Overtraining or Under Recovery?


Let me begin by saying yes, overtraining absolutely is a real thing, however, it’s not as easy to induce as is commonly believed. The impact of overtraining can be profound, taking months, or even years to recover from, depending on the severity. However, true overtraining is often only a concern for elite athletes in their sports. If you’re a novice or intermediate athlete the odds of you being overtrained are quite low. What you may experience is actually under-recovery. The two may sound similar but are very different in practice.

REAL Overtraining Syndrome is a state of prolonged performance decrease. It’s the result of accumulating more stress than can be dissipated, regardless of recovery. You’ve trained WAAAAY past your limit, so you’re stuck in a constant state of fatigue. REAL overtraining syndrome is essentially a near death experience for your body. Your body responds by pressing the reset button, which is why it takes so long to recover once you’ve induced it. If you’ve ever used a Windows PC and seen the dreaded Blue Screen of Death then you know exactly what I’m talking about. If you haven’t, it’s a computer freezing in the worst way possible and the only solution is to reboot. Even then there may still be some irreparable damage. That’s what we’re talking about here.

Under-recovery is simply a failure on your part to recover from an imposed stress. With proper recovery protocols (sleep and food) you would normally be able to recover and adapt. The fatigue you’ve accumulated causes a decrease in performance, and your failure to recover from it leaves you in a suppressed state. This can easily be remedied by ensuring that you’re recovering adequately.

Now, I know what you’re thinking. They both depend on your ability to recover from imposed stresses and cause a decrease in performance, so what’s the difference?
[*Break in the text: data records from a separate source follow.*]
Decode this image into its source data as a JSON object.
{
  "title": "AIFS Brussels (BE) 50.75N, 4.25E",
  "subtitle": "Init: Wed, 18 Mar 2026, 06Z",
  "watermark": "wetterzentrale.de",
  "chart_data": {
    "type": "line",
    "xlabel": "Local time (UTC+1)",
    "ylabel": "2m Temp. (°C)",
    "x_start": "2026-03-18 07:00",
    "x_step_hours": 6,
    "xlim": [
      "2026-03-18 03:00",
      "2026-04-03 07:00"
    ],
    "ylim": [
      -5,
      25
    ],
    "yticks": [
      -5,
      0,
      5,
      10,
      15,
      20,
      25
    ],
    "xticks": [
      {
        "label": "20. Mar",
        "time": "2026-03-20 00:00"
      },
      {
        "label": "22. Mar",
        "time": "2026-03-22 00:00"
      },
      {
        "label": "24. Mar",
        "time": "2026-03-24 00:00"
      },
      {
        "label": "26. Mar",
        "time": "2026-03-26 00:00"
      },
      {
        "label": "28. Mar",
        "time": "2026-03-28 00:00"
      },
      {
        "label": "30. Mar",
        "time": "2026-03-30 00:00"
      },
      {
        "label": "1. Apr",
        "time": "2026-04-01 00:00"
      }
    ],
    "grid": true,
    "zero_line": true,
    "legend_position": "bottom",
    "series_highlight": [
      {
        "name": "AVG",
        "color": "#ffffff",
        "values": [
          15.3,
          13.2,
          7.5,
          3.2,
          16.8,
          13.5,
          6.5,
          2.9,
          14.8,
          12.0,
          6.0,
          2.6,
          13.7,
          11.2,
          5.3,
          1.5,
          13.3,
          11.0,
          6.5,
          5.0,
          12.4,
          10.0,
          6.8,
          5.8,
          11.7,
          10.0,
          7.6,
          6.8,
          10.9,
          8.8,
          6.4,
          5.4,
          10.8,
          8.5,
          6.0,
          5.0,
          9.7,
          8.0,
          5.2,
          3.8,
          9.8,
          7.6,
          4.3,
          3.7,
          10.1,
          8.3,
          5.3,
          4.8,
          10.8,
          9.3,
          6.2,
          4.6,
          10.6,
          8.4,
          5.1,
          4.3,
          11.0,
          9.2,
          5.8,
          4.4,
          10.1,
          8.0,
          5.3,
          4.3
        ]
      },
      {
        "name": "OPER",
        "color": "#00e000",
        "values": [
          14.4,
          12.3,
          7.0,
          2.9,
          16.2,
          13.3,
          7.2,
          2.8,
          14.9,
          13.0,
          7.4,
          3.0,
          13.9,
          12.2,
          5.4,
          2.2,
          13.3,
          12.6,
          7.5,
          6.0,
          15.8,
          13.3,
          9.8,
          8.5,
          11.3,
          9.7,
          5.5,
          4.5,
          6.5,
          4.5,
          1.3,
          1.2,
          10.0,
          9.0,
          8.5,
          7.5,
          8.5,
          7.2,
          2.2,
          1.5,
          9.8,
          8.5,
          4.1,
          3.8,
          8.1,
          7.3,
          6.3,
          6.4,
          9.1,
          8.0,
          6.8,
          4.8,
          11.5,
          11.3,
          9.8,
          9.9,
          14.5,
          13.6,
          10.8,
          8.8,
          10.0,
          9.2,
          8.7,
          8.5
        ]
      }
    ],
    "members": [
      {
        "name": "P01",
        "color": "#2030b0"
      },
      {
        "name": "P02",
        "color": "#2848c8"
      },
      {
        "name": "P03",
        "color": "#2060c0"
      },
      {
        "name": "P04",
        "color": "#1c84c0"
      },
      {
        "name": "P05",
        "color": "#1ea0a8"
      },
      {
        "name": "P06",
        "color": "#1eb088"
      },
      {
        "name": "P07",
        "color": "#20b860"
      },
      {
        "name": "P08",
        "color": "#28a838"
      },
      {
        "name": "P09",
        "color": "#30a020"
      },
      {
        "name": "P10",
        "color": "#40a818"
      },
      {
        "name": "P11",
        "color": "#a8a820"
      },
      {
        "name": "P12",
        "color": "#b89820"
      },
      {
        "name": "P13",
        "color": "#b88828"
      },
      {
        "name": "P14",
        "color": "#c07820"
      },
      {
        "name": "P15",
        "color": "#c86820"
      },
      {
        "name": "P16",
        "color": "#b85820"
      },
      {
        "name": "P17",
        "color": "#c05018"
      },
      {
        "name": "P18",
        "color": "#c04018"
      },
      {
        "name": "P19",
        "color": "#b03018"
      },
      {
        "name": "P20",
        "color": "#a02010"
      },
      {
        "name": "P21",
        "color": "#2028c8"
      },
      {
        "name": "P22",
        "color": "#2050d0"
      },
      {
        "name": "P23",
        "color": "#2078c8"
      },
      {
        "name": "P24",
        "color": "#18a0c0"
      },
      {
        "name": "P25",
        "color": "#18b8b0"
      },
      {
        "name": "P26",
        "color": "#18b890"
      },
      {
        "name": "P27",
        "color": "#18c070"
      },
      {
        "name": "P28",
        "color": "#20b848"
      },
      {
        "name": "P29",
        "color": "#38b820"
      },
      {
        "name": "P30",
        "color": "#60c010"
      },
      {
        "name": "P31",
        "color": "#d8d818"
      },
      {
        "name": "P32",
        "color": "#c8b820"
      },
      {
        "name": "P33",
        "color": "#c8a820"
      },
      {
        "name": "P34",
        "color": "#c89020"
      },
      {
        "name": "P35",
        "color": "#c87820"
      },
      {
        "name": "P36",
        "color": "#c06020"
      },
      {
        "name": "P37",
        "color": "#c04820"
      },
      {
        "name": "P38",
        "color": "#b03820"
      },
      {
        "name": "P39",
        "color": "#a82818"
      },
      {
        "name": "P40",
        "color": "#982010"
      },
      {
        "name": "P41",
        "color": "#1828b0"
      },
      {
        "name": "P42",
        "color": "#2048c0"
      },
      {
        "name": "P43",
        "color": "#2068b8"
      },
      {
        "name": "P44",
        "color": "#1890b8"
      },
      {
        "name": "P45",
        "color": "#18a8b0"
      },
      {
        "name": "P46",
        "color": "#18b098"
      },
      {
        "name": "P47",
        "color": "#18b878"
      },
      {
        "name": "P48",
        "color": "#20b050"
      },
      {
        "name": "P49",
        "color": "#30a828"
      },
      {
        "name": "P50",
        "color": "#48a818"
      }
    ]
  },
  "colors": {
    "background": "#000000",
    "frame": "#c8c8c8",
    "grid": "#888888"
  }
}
The difference is that under-recovery happens when you’re careless with your recovery. With overtraining, it doesn’t matter how diligent you are; the accumulated stress is simply more than you could ever recover from. You’ve trained past your body’s ability to recover, regardless of how much you eat, sleep, meditate, etc. Under-recovery can be mitigated by improving recovery but by the time you’re overtrained it’s too late (unless you have a time machine and can go back and reduce your volume/intensity).

That being said, now we can get into why the odds of YOU inducing true overtraining are low. By now you should be familiar with progressive overload; gradually increasing volume & intensity over time to progress. When you’re a novice you don’t need much volume/intensity to get better. As you mature as an athlete you need increasing levels of volume/intensity to continue progressing. Fast-forward 8-10 years into your career and now you’re an elite athlete. You’re near or at your genetic potential. PRs are coming months at a time, in VERY small increments, if their coming at all. Your volume has to be programmed in large blocks because one or two days per week just ain’t cutting it anymore. In order to add even 1 kg to any of your lifts you have to expose yourself to levels of stress that you wouldn’t have been able to comprehend when you were a baby athlete. Training under these circumstances pushes your recoverability to its limit. It’s at this point that you’re in danger of overtraining. In your pursuit to get better you can inadvertently do more than you can handle under ideal circumstances and now you’re kind of screwed.

This isn’t the case for novice & intermediate athletes. To be clear, I’m not saying that it can’t happen only that it’s much less likely. As a novice or intermediate athlete you’re training doesn’t have the volume and intensity of an elite athlete (unless you’re the unlucky recipient of poor programming) so you’re not pushing your recoverability to its limit. HOWEVER, if you’re not recovering adequately from the stresses of training then you will put yourself into a state that is similar (read similar, not the same) as overtraining. This is short lived compared to overtraining. Once your recovery is in order you can be back to normal within a few days, or weeks at the most.

The big takeaway here is that if you’re a novice/intermediate athlete, overtraining should be low on your list of concerns. If you’re feeling particularly fatigued after a few days of training, look at your recovery before changing your programming. Make sure you’re doing everything you can do to recover adequately. Why reduce volume and skip sessions (potentially missing out on some delicious gains) when an extra hour of sleep and an extra bowl of rice, chicken, and broccoli would do the trick? Hit your training hard and recover harder. Leave overtraining for those unfortunate, awesome, elite athletes.